Sujeito a pressões políticas e militares, próprias do xadrez desenhado pelos poderosos da época, o imberbe valido acabaria por se desinteressar pelos feitos e maravilhas do período em que vivia. Nada faria esperar que um jovem educado por mestres como o jesuíta e humanista Luís Gonçalves da Câmara e pelo matemático, imbuído do espírito renascentista, Pedro Nunes optasse pela caça e pelos desportos violentos, em detrimento da arte e do conhecimento científico, motor das Descobertas que então se processavam.

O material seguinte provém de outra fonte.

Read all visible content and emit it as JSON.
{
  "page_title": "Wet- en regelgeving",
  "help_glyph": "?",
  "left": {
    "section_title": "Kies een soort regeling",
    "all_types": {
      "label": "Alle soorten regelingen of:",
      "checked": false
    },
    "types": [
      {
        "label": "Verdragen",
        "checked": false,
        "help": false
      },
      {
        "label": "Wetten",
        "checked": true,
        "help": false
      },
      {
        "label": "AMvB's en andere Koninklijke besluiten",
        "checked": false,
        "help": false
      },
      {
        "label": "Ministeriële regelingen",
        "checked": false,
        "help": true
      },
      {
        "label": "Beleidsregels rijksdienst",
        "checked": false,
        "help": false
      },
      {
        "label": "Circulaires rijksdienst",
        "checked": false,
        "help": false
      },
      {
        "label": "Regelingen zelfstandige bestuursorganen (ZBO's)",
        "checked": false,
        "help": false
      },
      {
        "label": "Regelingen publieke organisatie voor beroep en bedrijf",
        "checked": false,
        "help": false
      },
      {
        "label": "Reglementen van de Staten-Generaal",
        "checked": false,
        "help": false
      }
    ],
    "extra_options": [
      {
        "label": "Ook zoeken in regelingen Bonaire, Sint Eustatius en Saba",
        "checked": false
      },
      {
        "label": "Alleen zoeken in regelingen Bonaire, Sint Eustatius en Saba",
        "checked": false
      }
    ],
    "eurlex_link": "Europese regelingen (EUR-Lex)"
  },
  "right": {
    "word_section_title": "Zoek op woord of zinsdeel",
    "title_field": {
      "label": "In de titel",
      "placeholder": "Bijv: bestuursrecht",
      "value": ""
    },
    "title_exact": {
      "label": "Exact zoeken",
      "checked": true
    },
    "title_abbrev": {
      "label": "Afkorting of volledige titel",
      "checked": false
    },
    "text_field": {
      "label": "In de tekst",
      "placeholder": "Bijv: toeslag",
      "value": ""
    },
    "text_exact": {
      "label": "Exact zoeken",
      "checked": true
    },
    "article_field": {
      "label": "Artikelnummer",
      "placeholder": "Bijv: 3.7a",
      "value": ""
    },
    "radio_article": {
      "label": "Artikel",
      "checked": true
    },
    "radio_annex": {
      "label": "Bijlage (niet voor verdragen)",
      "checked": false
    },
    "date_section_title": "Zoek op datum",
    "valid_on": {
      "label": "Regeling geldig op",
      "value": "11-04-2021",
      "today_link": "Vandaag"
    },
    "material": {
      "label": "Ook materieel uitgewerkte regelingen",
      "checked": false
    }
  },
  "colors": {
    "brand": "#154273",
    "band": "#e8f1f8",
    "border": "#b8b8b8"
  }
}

Além da guerra e do zelo religioso, nada mais parecia motivar o tempestuoso monarca, cuja saúde, porém, era débil. As mulheres tão-pouco lhe despertavam as atenções, mesmo que tal fosse do interesse estratégico do País, pois pela via da diplomacia casamenteira se faziam acordos, se estabeleciam alianças, se moviam influências. Sebastião nunca se casou, anunciando com o celibato o vácuo em que mergulharia a nação. Mas se nunca se casou, como pode Tomás Colaço ser seu descendente? E é aqui que este episódio se torna mais interessante.
«Segundo conta o meu tio-avô – explicava o artista plástico – quem morreu nos campos de Alcácer Quibir não foi Sebastião, mas sim um seu fiel escudeiro».
Na realidade, um irmão de leite, um seu colaço, filho da ama que alimentara o monarca quando menino, como era hábito entre a fidalguia. Sacrificando o escudeiro a sua vida, salvo ficaria o símbolo de uma nação. Só que o rei não mais voltaria para reclamar o trono que lhe pertencia. Porém, como o próprio Tomás Colaço salientava, «esses não são factos historicamente comprovados». Por isso, procuremos de novo na História.
Com a crescente crise financeira e um corso institucionalizado a ameaçar os nossos navios, o descentralizar da administração no Oriente aconteceu quase naturalmente, começando então a desenhar-se um verdadeiro “império-sombra”, cujos protagonistas – os ditos lançados, mercadores e aventureiros portugueses, muitos deles já miscigenados – actuavam à margem da Coroa. No Brasil e em África prosseguiam missões de colonização. Fortalezas eram erguidas para defender as possessões portuguesas nas orlas costeiras de todos os continentes, mais do que nunca cobiçadas por holandeses, franceses e ingleses, nossos eternos rivais.
De carácter determinado, obcecado pelo espírito de cruzada, D. Sebastião, com o mundo islâmico logo ali, ao sul do Algarve, comete o primeiro acto “irresponsável”. Embarca secretamente para África, em 1574, com o intuito de ir aí combater, relegando responsabilidades governativas no envelhecido tio, o cardeal D. Henrique. A esta atitude não terá sido alheia a pressão sentida pelo grande empreendimento das Descobertas, talvez demasiado vasto para um país esvaziado de gente. Como escreve Tomás Ribeiro Colaço, «a nação estava doente de um Impossível – que era a sua própria sobrevivência».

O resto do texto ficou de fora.